With surgery, part or all of the breast is removed. Removal of a small part of the breast (only the tumour and some surrounding tissue) is called a lumpectomy, or partial mastectomy if a larger area of the breast is removed. A simple mastectomy involves removing the whole breast, and a radical mastectomy includes the underlying chest muscle and tissue as well. The lymph nodes in the underarms may also be taken out. Breast reconstruction surgery may be an option for many women either at the time of surgery or at a later date.
Chemotherapy is usually given by injection. Chemotherapy interferes with the growth of cancer cells, but it also affects healthy cells. Common side effects of chemotherapy can include nausea, vomiting, hair loss, and infection.
Hormonal therapy (e.g., tamoxifen, or the class of medications known as aromatase inhibitors) also helps stop the growth of cancer cells and may be used for up to 5 years for postmenopausal women who have receptor-positive cancer. Common side effects of hormonal therapy include hot flashes and irregular menstruation.
On rare occasions, systemic therapy is used before surgery. This is called neoadjuvant therapy. This type of treatment is used to improve chances of avoiding a mastectomy in favour of a lumpectomy, or to control a cancer that involves a large portion of the breast.
Radiation therapy is often administered after lumpectomy or partial mastectomy. Radiation kills cancer cells in the breast and sometimes in the armpit and chest wall as well. Side effects of radiation therapy such as skin redness and tiredness are the result of healthy tissue in the area being destroyed, and go away on their own following the completion of therapy.
While successful surgery and radiation therapy rely on exact knowledge of where the tumour is located, systemic therapy does not. Chemotherapy involves taking one or more medications to destroy cancer cells in various parts of the body. Hormone therapy works on cancerous cells that have estrogen receptors, making them susceptible to estrogen-blocking medications.
Biological therapy interferes with the growth of cancer cells and helps the body to kill cancer cells. It is usually used for breast cancer that has too much of a protein called HER2.
For some women with a high risk of breast cancer, research has shown that an anti-estrogen medication may be used to help prevent breast cancer.
Since there are risks associated with any medication, the decision to use preventative therapy should be made after knowing all of the risks and benefits of treatment.
There are also other steps you can take to reduce your risk of breast cancer:
Eat a healthy, low-fat diet with lots of fruits and vegetables
Reduce alcohol intake (risk increases with the amount of alcohol consumed; even 1 to 2 drinks per day can slightly increase your risk)

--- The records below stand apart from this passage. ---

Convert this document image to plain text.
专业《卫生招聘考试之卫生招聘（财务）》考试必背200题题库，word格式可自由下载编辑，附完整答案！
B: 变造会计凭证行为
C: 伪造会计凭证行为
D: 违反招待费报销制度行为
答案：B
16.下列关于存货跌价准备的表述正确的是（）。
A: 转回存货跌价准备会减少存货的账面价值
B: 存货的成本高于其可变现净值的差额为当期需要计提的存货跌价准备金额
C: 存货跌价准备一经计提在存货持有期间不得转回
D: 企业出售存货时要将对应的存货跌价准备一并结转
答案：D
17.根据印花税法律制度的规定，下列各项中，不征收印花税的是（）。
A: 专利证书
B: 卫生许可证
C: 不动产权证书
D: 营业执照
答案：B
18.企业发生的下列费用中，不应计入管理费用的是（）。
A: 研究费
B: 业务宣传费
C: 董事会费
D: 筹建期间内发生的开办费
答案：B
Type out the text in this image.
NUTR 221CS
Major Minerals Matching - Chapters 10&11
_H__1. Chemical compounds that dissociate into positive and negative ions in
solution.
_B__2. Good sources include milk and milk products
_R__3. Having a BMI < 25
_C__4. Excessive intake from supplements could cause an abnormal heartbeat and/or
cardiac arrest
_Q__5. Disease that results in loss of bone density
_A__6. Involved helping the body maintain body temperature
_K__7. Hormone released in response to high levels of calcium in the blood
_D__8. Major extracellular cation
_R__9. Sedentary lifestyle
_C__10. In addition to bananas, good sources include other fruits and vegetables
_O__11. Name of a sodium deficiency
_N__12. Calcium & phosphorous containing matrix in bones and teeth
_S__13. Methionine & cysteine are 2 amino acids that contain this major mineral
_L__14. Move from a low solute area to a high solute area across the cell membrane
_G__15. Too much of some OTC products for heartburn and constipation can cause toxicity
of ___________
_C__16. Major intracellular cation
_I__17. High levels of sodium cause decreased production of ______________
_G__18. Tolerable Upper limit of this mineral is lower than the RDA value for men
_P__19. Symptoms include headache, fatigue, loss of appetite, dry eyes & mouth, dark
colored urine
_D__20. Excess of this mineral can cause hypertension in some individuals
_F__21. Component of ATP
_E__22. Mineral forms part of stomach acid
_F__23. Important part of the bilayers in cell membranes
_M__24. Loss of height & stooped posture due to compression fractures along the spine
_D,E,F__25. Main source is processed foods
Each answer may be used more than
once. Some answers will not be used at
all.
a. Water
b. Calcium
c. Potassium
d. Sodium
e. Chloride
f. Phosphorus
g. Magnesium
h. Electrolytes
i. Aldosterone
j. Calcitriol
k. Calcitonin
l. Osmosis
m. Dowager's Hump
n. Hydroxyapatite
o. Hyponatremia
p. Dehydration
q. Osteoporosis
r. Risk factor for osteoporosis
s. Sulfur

Consider the risks of taking hormone replacement therapy (especially for more than 5 years).
In addition, women should become familiar with the usual look and feel of their breasts. This will ensure you are aware of any changes in your breasts. Report any changes to your doctor.
From age 40 to 49, you should talk with your doctor about your risk of breast cancer and screening options for you. From age 50 to 74, women of average risk should also have mammograms every 2 years. If you have a higher-than-average risk of breast cancer or are outside of this age range, ask your doctor when you should have a mammogram. These measures help detect any unusual lumps or abnormalities in breast tissue. Early detection can make a big difference in successful treatment.